I've been thinking, dreaming, about a full surround system with in walls for a while. I keep dithering back and forth between a sealed box as part of the designed package being a must have. Your note spurs another thought. Other than a few* rare, and usually very expensive to purchase and more difficult and costly to install, sealed boxes are going to be quite small. So there's the tradeoff, which always happens, is either sealed box that can retrofit with a really small volume, or variable volume of an open back retrofit style.
*I've seen a few subs and in wall speakers that basically take the whole stud space for their sealed enclosure. But those will need to be installed and then drywall installed over them. This will clearly be a more difficult and costly install than a retrofit. And from my memory they are usually prohibitively expensive.
What does it got to do with the Klippel NFS? So if the test is done in a 2π anechoic chamber, your "stud issue" goes away?On what page do we find the data for the 3.5 inch deep stud space the speaker mounts in? I believe that you will have better luck modeling with the woofer TS/P and the dimensions of the stud cavity in the wall.
If I was to hazard a guess that is where the speaker manufacturer started.
This information is not in the Kippel patent.
Speaker doesn't care about the size of the studs. it cares about the volume behind it which you can't possibly control. This will always be a variable that you need to deal with using equalization as I explained.The wall could be built with 5 1/2” studs or a furred out 2 foot deep space. As always the exception is not the rule. The typical wall is framed with 3 1/2” studs. Leaving the typical infinite enclosure that speaker is installed in as a 15” width between the studs and 3 1/2” deep and sort of sealed front and back with drywall or so
You are wrong. You don't need a Klippel scanner if all you want to do is gate the measurements. Klippel only uses that for high frequencies as indicated in the graph I already showed you:Your instrumentation is set up with time windowing to remove the reflections, there you have anechoic.
I am not sure there is much science behind any of those recommendations. Half the time they are boilerplate writing anyway. They want to show us reality, give us measurements and why they recommend what they recommend. Not that some designer in his ad-hoc testing thought it sounded better one way or the other.Some (not many) manufacturers issue detailed placement instructions, which should be mandatory IMHO.
The reference axis ("on-axis") for these speakers should be 30 degrees horizontal.
Since these are wall mounted speakers there is no toe-in possible.
Btw, I feel this should be standard practice with regular free standing speakers too to find the optimal horizontal axis.

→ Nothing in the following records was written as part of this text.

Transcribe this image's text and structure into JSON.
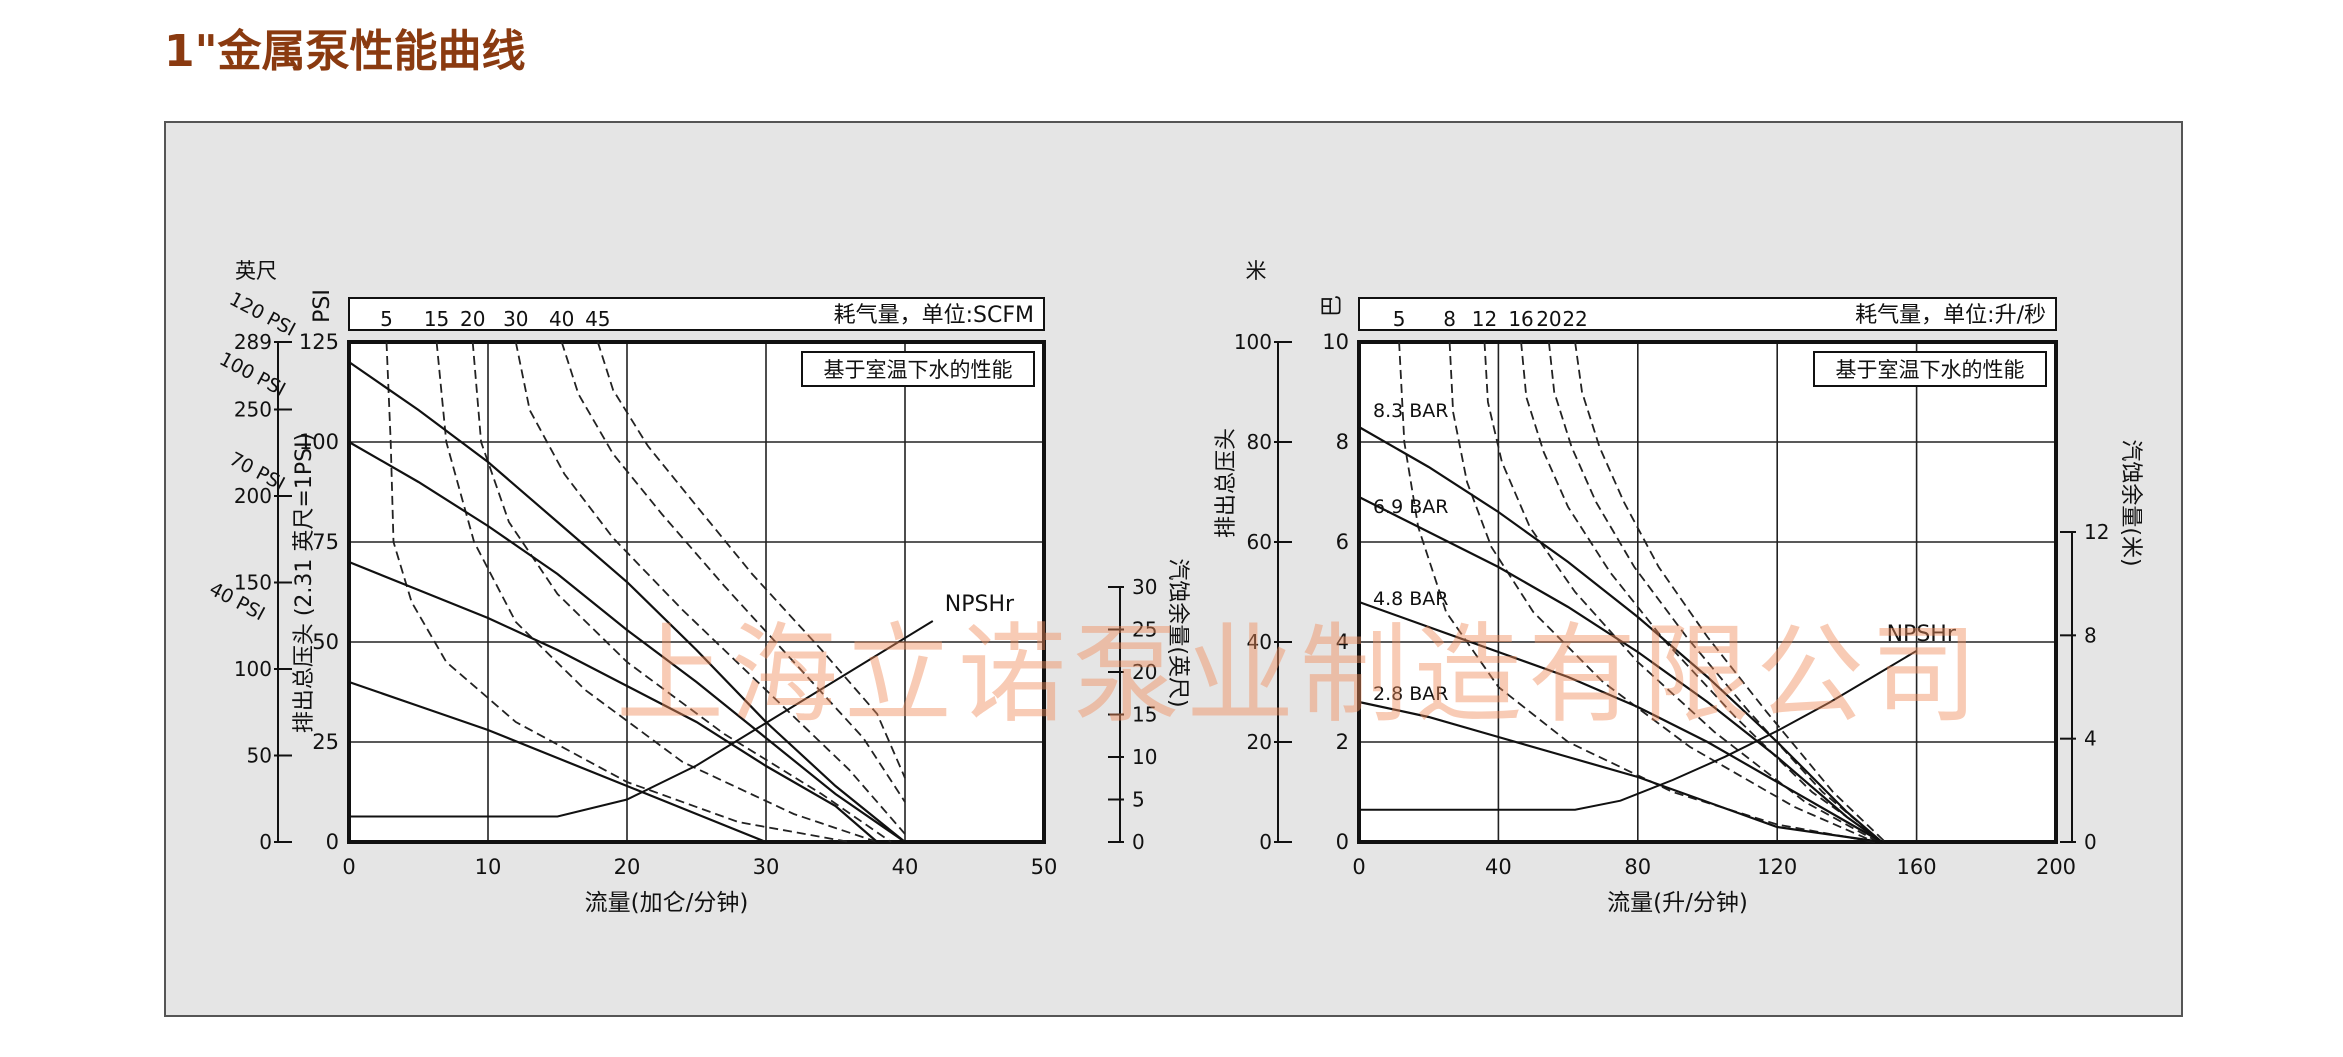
{
  "page": {
    "title": "1\"金属泵性能曲线"
  },
  "watermark": "上海立诺泵业制造有限公司",
  "chart_data": [
    {
      "type": "line",
      "xlabel": "流量(加仑/分钟)",
      "xlim": [
        0,
        50
      ],
      "xticks": [
        0,
        10,
        20,
        30,
        40,
        50
      ],
      "ylabel_left": "PSI",
      "ylim": [
        0,
        125
      ],
      "yticks": [
        0,
        25,
        50,
        75,
        100,
        125
      ],
      "ylabel_left2": "排出总压头 (2.31 英尺=1PSI)",
      "ylabel_left2_unit": "英尺",
      "yticks_left2": [
        0,
        50,
        100,
        150,
        200,
        250,
        289
      ],
      "ylabel_right": "汽蚀余量(英尺)",
      "yticks_right": [
        0,
        5,
        10,
        15,
        20,
        25,
        30
      ],
      "top_axis_label": "耗气量，单位:SCFM",
      "top_ticks": [
        {
          "label": "5",
          "at": 2.7
        },
        {
          "label": "15",
          "at": 6.3
        },
        {
          "label": "20",
          "at": 8.9
        },
        {
          "label": "30",
          "at": 12.0
        },
        {
          "label": "40",
          "at": 15.3
        },
        {
          "label": "45",
          "at": 17.9
        }
      ],
      "annotation": "基于室温下水的性能",
      "pressure_curves": [
        {
          "label": "120 PSI",
          "points": [
            [
              0,
              120
            ],
            [
              5,
              108
            ],
            [
              10,
              95
            ],
            [
              15,
              80
            ],
            [
              20,
              65
            ],
            [
              25,
              48
            ],
            [
              30,
              30
            ],
            [
              35,
              14
            ],
            [
              40,
              0
            ]
          ]
        },
        {
          "label": "100 PSI",
          "points": [
            [
              0,
              100
            ],
            [
              5,
              90
            ],
            [
              10,
              79
            ],
            [
              15,
              67
            ],
            [
              20,
              53
            ],
            [
              25,
              40
            ],
            [
              30,
              26
            ],
            [
              35,
              12
            ],
            [
              40,
              0
            ]
          ]
        },
        {
          "label": "70 PSI",
          "points": [
            [
              0,
              70
            ],
            [
              5,
              63
            ],
            [
              10,
              56
            ],
            [
              15,
              48
            ],
            [
              20,
              39
            ],
            [
              25,
              30
            ],
            [
              30,
              19
            ],
            [
              35,
              9
            ],
            [
              38,
              0
            ]
          ]
        },
        {
          "label": "40 PSI",
          "points": [
            [
              0,
              40
            ],
            [
              5,
              34
            ],
            [
              10,
              28
            ],
            [
              15,
              21
            ],
            [
              20,
              14
            ],
            [
              25,
              7
            ],
            [
              30,
              0
            ]
          ]
        }
      ],
      "air_curves": [
        {
          "label": "5",
          "points": [
            [
              2.7,
              125
            ],
            [
              3.0,
              100
            ],
            [
              3.2,
              75
            ],
            [
              4.5,
              60
            ],
            [
              7,
              45
            ],
            [
              12,
              30
            ],
            [
              20,
              15
            ],
            [
              28,
              5
            ],
            [
              36,
              0
            ]
          ]
        },
        {
          "label": "15",
          "points": [
            [
              6.3,
              125
            ],
            [
              7,
              100
            ],
            [
              9,
              75
            ],
            [
              12,
              55
            ],
            [
              17,
              38
            ],
            [
              24,
              20
            ],
            [
              32,
              7
            ],
            [
              38,
              0
            ]
          ]
        },
        {
          "label": "20",
          "points": [
            [
              8.9,
              125
            ],
            [
              9.5,
              100
            ],
            [
              11.5,
              80
            ],
            [
              15,
              62
            ],
            [
              20,
              45
            ],
            [
              27,
              27
            ],
            [
              34,
              12
            ],
            [
              39,
              0
            ]
          ]
        },
        {
          "label": "30",
          "points": [
            [
              12,
              125
            ],
            [
              13,
              108
            ],
            [
              15.5,
              92
            ],
            [
              19,
              76
            ],
            [
              24,
              58
            ],
            [
              30,
              38
            ],
            [
              36,
              18
            ],
            [
              40,
              2
            ]
          ]
        },
        {
          "label": "40",
          "points": [
            [
              15.3,
              125
            ],
            [
              16.5,
              112
            ],
            [
              19,
              97
            ],
            [
              22.5,
              82
            ],
            [
              27,
              64
            ],
            [
              32,
              45
            ],
            [
              37,
              26
            ],
            [
              40,
              10
            ]
          ]
        },
        {
          "label": "45",
          "points": [
            [
              17.9,
              125
            ],
            [
              19,
              113
            ],
            [
              21.5,
              99
            ],
            [
              25,
              84
            ],
            [
              29,
              67
            ],
            [
              34,
              48
            ],
            [
              38,
              32
            ],
            [
              40,
              16
            ]
          ]
        }
      ],
      "npshr": {
        "label": "NPSHr",
        "points": [
          [
            0,
            3
          ],
          [
            15,
            3
          ],
          [
            20,
            5
          ],
          [
            25,
            9
          ],
          [
            30,
            14
          ],
          [
            35,
            19
          ],
          [
            40,
            24
          ],
          [
            42,
            26
          ]
        ]
      }
    },
    {
      "type": "line",
      "xlabel": "流量(升/分钟)",
      "xlim": [
        0,
        200
      ],
      "xticks": [
        0,
        40,
        80,
        120,
        160,
        200
      ],
      "ylabel_left": "巴",
      "ylim": [
        0,
        10
      ],
      "yticks": [
        0,
        2,
        4,
        6,
        8,
        10
      ],
      "ylabel_left2": "排出总压头",
      "ylabel_left2_unit": "米",
      "yticks_left2": [
        0,
        20,
        40,
        60,
        80,
        100
      ],
      "ylabel_right": "汽蚀余量(米)",
      "yticks_right": [
        0,
        4,
        8,
        12
      ],
      "top_axis_label": "耗气量，单位:升/秒",
      "top_ticks": [
        {
          "label": "5",
          "at": 11.5
        },
        {
          "label": "8",
          "at": 26
        },
        {
          "label": "12",
          "at": 36
        },
        {
          "label": "16",
          "at": 46.5
        },
        {
          "label": "20",
          "at": 54.5
        },
        {
          "label": "22",
          "at": 62
        }
      ],
      "annotation": "基于室温下水的性能",
      "pressure_curves": [
        {
          "label": "8.3 BAR",
          "points": [
            [
              0,
              8.3
            ],
            [
              20,
              7.5
            ],
            [
              40,
              6.6
            ],
            [
              60,
              5.6
            ],
            [
              80,
              4.5
            ],
            [
              100,
              3.3
            ],
            [
              120,
              2.0
            ],
            [
              140,
              0.6
            ],
            [
              150,
              0
            ]
          ]
        },
        {
          "label": "6.9 BAR",
          "points": [
            [
              0,
              6.9
            ],
            [
              20,
              6.2
            ],
            [
              40,
              5.5
            ],
            [
              60,
              4.7
            ],
            [
              80,
              3.8
            ],
            [
              100,
              2.8
            ],
            [
              120,
              1.7
            ],
            [
              140,
              0.5
            ],
            [
              150,
              0
            ]
          ]
        },
        {
          "label": "4.8 BAR",
          "points": [
            [
              0,
              4.8
            ],
            [
              20,
              4.3
            ],
            [
              40,
              3.8
            ],
            [
              60,
              3.3
            ],
            [
              80,
              2.7
            ],
            [
              100,
              2.0
            ],
            [
              120,
              1.2
            ],
            [
              140,
              0.4
            ],
            [
              150,
              0
            ]
          ]
        },
        {
          "label": "2.8 BAR",
          "points": [
            [
              0,
              2.8
            ],
            [
              20,
              2.5
            ],
            [
              40,
              2.1
            ],
            [
              60,
              1.7
            ],
            [
              80,
              1.3
            ],
            [
              100,
              0.8
            ],
            [
              120,
              0.3
            ],
            [
              150,
              0
            ]
          ]
        }
      ],
      "air_curves": [
        {
          "label": "5",
          "points": [
            [
              11.5,
              10
            ],
            [
              13,
              8
            ],
            [
              17,
              6.3
            ],
            [
              25,
              4.6
            ],
            [
              40,
              3.1
            ],
            [
              60,
              2.0
            ],
            [
              90,
              1.0
            ],
            [
              120,
              0.35
            ],
            [
              148,
              0
            ]
          ]
        },
        {
          "label": "8",
          "points": [
            [
              26,
              10
            ],
            [
              27,
              8.6
            ],
            [
              31,
              7.2
            ],
            [
              38,
              5.9
            ],
            [
              50,
              4.6
            ],
            [
              70,
              3.2
            ],
            [
              95,
              1.9
            ],
            [
              125,
              0.7
            ],
            [
              148,
              0
            ]
          ]
        },
        {
          "label": "12",
          "points": [
            [
              36,
              10
            ],
            [
              37,
              8.8
            ],
            [
              41,
              7.6
            ],
            [
              49,
              6.3
            ],
            [
              62,
              5.0
            ],
            [
              80,
              3.6
            ],
            [
              102,
              2.2
            ],
            [
              128,
              0.8
            ],
            [
              149,
              0
            ]
          ]
        },
        {
          "label": "16",
          "points": [
            [
              46.5,
              10
            ],
            [
              48,
              8.9
            ],
            [
              53,
              7.8
            ],
            [
              60,
              6.7
            ],
            [
              72,
              5.4
            ],
            [
              88,
              4.0
            ],
            [
              108,
              2.5
            ],
            [
              130,
              1.0
            ],
            [
              150,
              0
            ]
          ]
        },
        {
          "label": "20",
          "points": [
            [
              54.5,
              10
            ],
            [
              56,
              9.0
            ],
            [
              61,
              7.9
            ],
            [
              68,
              6.8
            ],
            [
              79,
              5.5
            ],
            [
              94,
              4.1
            ],
            [
              112,
              2.6
            ],
            [
              133,
              1.0
            ],
            [
              150,
              0
            ]
          ]
        },
        {
          "label": "22",
          "points": [
            [
              62,
              10
            ],
            [
              64,
              9.0
            ],
            [
              69,
              7.9
            ],
            [
              76,
              6.8
            ],
            [
              86,
              5.5
            ],
            [
              100,
              4.1
            ],
            [
              117,
              2.6
            ],
            [
              136,
              1.0
            ],
            [
              151,
              0
            ]
          ]
        }
      ],
      "npshr": {
        "label": "NPSHr",
        "points": [
          [
            0,
            1.25
          ],
          [
            62,
            1.25
          ],
          [
            75,
            1.6
          ],
          [
            90,
            2.4
          ],
          [
            105,
            3.3
          ],
          [
            120,
            4.3
          ],
          [
            135,
            5.4
          ],
          [
            150,
            6.6
          ],
          [
            160,
            7.4
          ]
        ]
      }
    }
  ]
}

Some speakers are designed for full toe-in while other speakers are designed to point straight forward and should be measured under 30 degrees horizontal.

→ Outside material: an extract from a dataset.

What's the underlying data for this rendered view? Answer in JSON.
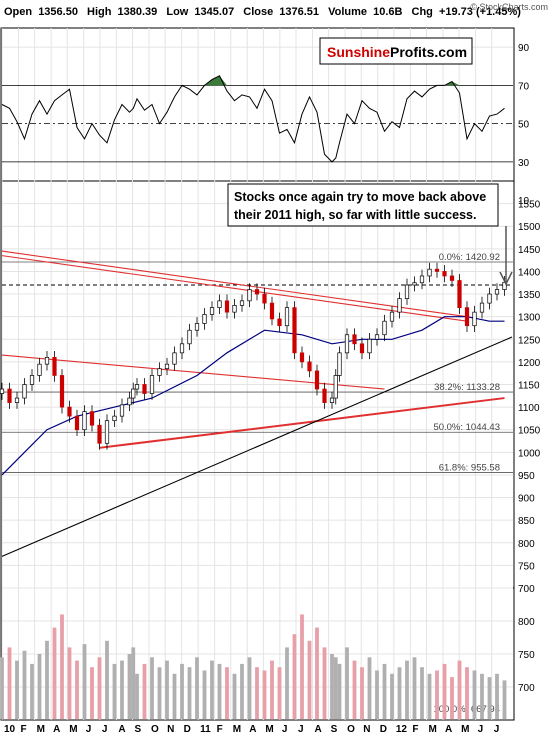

For what it's worth I'm all for designing speakers that are not meant to be toed-in. You get a better power response and more natural reflections in the room that way which results in better sound quality.
Some (not many) manufacturers issue detailed placement instructions, which should be mandatory IMHO.
Most rooms will "play" more than the speakers, especially if the speakers are placed "at random".
For testing and measuring (speakers) there are very precise conditions (as for the setup used by ASR) - what I mean is getting the most of the speakers potential in my listening room, and this response can be measured, too, however in a different way (and will always be more or less different than "anechoic" because of the room response).
With wrong or unprecise positioning of speakers in any listening room, the SQ will more or less suffer.